We had not. It turns out the view going up a trail is vastly different from the view going down. We had, in fact, never seen this perspective before, so our complaints were, on reflection, a bit silly.
We recrossed the creek a few times with greater confidence and less splashing, and we made it down to our nice little campsite with plenty of sunlight to spare. We cleared space, pitched tents, filled water, "cooked" supper, hung the bear bag, and had hours of conversation before it got remotely dark.
But dark it got, and cold. That night, temperatures plunged right through 50 and kept heading down, so that despite my nice sleeping bag, I woke up at 2am freezing and added a wool base layer. Eventually, I warmed up and made it back to sleep, glad to have a use for at least some of the cold-weather gear I'd brought.
Day Three
I had use for more of it the next morning, as we found ourselves deep in the valley in the shadow of the mountains. We could see sun blazing on the tops of the mountains to our west, but we started the day wearing gloves and jackets.

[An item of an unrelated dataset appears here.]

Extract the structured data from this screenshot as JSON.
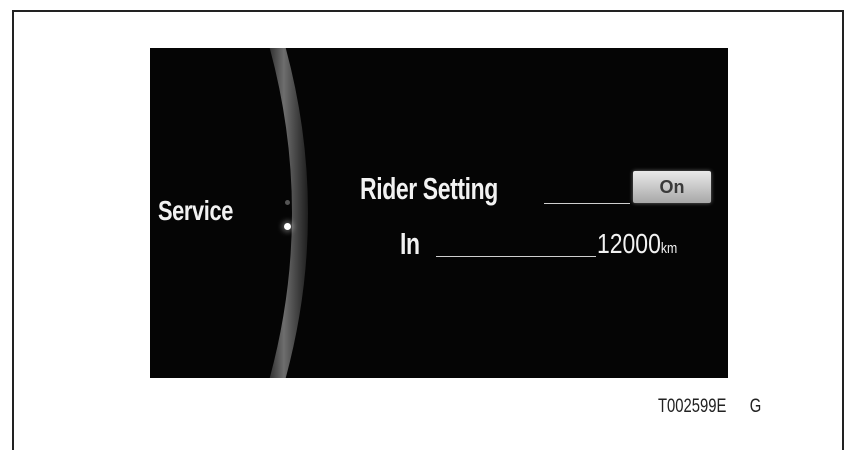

Breakfast brought two surprises. First, Meera and I had brought an experimental freeze-dried "breakfast skillet"—we hadn't tested it back home, but we thought it would be fun.
It was... fine. It was far too salty and sufficiently chunky that it was kind of hard to eat until Meera had the insight to use the extra tortillas to create a backpacking breakfast burrito. A bit of Frank's Red Hot, and it could almost have been breakfast.

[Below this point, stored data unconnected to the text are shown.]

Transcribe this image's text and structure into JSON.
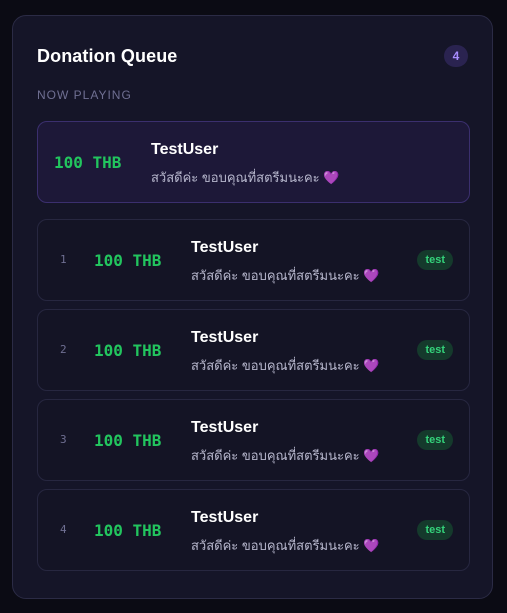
{
  "header": {
    "title": "Donation Queue",
    "count": "4"
  },
  "now_playing": {
    "label": "NOW PLAYING",
    "amount": "100 THB",
    "name": "TestUser",
    "message": "สวัสดีค่ะ ขอบคุณที่สตรีมนะคะ",
    "heart_icon": "💜"
  },
  "queue": [
    {
      "position": "1",
      "amount": "100 THB",
      "name": "TestUser",
      "message": "สวัสดีค่ะ ขอบคุณที่สตรีมนะคะ",
      "heart_icon": "💜",
      "tag": "test"
    },
    {
      "position": "2",
      "amount": "100 THB",
      "name": "TestUser",
      "message": "สวัสดีค่ะ ขอบคุณที่สตรีมนะคะ",
      "heart_icon": "💜",
      "tag": "test"
    },
    {
      "position": "3",
      "amount": "100 THB",
      "name": "TestUser",
      "message": "สวัสดีค่ะ ขอบคุณที่สตรีมนะคะ",
      "heart_icon": "💜",
      "tag": "test"
    },
    {
      "position": "4",
      "amount": "100 THB",
      "name": "TestUser",
      "message": "สวัสดีค่ะ ขอบคุณที่สตรีมนะคะ",
      "heart_icon": "💜",
      "tag": "test"
    }
  ],
  "colors": {
    "amount": "#22c55e",
    "accent": "#a88cff",
    "tag": "#34d27a",
    "heart": "#a864e8"
  }
}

The second surprise was much better: I realized we now had extra coffee. We had brought three mornings of coffee, but now we only needed two. So the coffee on day three was far stronger and more delicious than the previous day.
We broke camp a bit faster as well, leaving before 10:30. I said "a bit" faster.
Traveling down a mountain, as I've said, is not at all easier than climbing up. It's hard to walk down at that angle—hard on your ankles, hard on your knees, hard on your stick. Rocks that mostly stayed in place when you walked up them now tumble downward and take your boots along.
Despite the challenge, I felt great. We'd eaten more pounds off my back, I was fully acclimated to the altitude, and almost I could have jogged down the slope. It's good that I was still at the back, so my pace was limited by more rational hikers. Still, we continued to make good time, and almost made it back to the trailhead before electing to eat one last lunch. We had a long drive in front of us, after all, and it's more fun to eat in the woods than in a parking lot.
So eat we did, and finished off those orange snacks along with most of the remaining sausage and cheese.
And down the mountain we came.
We hit the trailhead just before 3pm, looking surprisingly less tired, less dirty, and less angry than I'd always assumed we would.
Meera and I left our hiking sticks, exactly one hand-height now worn smooth (and slightly sweaty) from use, for the next hikers who didn't bring carbon fiber with them. We swapped the boots for the sandals again, and we hopped in the car.
Of course, we still had a seven-hour drive ahead of us.
Drive to Ruidoso
Meera's parents have a condo in Ruidoso, New Mexico, so instead of starting a 13-hour trek to San Antonio at 3 in the afternoon, we had always intended to stop off there on our way back. We mostly had no trouble, and even got some good food and beer at Second Street Brewing in Santa Fe on our way.
Of course, we arrived in the dark, so as the driver I was once again treated to New Mexico's apparent aversion to anything that might make the roads safer or easier to drive.
After a couple of days' rest and recuperation, we eventually made it back to San Antonio, already eager to turn around and go back to the mountains.